As evidenced by the MTEB leaderboard (as of February 27, 2024), SFR-Embedding-Mistral claims the top spot among over 150 embedding models, including several proprietary ones such as voyage-lite-02-instruct, OpenAI text-embedding-3-large, and Cohere-embed-english-v3.0. Particularly noteworthy is its performance on retrieval tasks, which are considered the most pivotal among all MTEB task types. SFR-Embedding-Mistral excels with an average score of 59.0, surpassing the 2nd place model by a substantial margin (57.4). This outcome underscores the exceptional performance of our model across diverse tasks and domains.
Conclusion
SFR-Embedding-Mistral is the top-ranked model on the MTEB benchmark, attributed to several pivotal innovations and strategies:
- Transfer learning from multiple tasks, notably clustering, enhances the model’s adaptability and performance.
- Task-homogeneous batching increases the difficulty of the contrastive objective for the model, promoting enhanced generalization.
- Constructing better hard negatives further sharpens the model’s ability to discern discriminating misleading documents.
Ethical Considerations
This release is for research purposes only in support of an academic paper.
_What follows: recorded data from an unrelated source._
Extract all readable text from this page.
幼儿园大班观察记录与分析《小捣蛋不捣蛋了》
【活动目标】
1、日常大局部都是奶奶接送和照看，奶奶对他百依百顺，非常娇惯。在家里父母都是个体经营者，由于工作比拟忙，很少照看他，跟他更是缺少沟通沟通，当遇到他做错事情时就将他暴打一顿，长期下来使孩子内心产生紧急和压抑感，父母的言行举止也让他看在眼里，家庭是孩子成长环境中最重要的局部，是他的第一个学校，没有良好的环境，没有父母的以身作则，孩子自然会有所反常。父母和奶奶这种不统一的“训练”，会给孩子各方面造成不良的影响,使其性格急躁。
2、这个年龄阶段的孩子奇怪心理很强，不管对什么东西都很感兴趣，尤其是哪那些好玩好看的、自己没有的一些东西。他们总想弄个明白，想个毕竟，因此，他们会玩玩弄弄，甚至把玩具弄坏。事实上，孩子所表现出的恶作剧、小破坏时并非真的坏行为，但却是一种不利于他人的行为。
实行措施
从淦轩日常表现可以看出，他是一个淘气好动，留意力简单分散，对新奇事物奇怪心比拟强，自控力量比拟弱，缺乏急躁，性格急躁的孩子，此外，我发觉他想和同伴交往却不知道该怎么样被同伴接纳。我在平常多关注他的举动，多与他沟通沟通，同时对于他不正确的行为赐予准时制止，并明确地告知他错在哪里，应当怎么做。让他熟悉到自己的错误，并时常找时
Users are encouraged to carefully consider common limitations of embeddings, applicable laws and best practices when selecting use cases. We strongly recommend users evaluate and address potential concerns related to accuracy, safety, and fairness before deploying this model, particularly in high-risk applications such as those involving healthcare, legal decision-making, public safety or result in human rights violations. For guidance on what we consider appropriate use cases, please refer to our AUP and AI AUP. While compliance with these policies is not mandated for this release, we urge users to align their applications with these principles to ensure responsible and ethical use.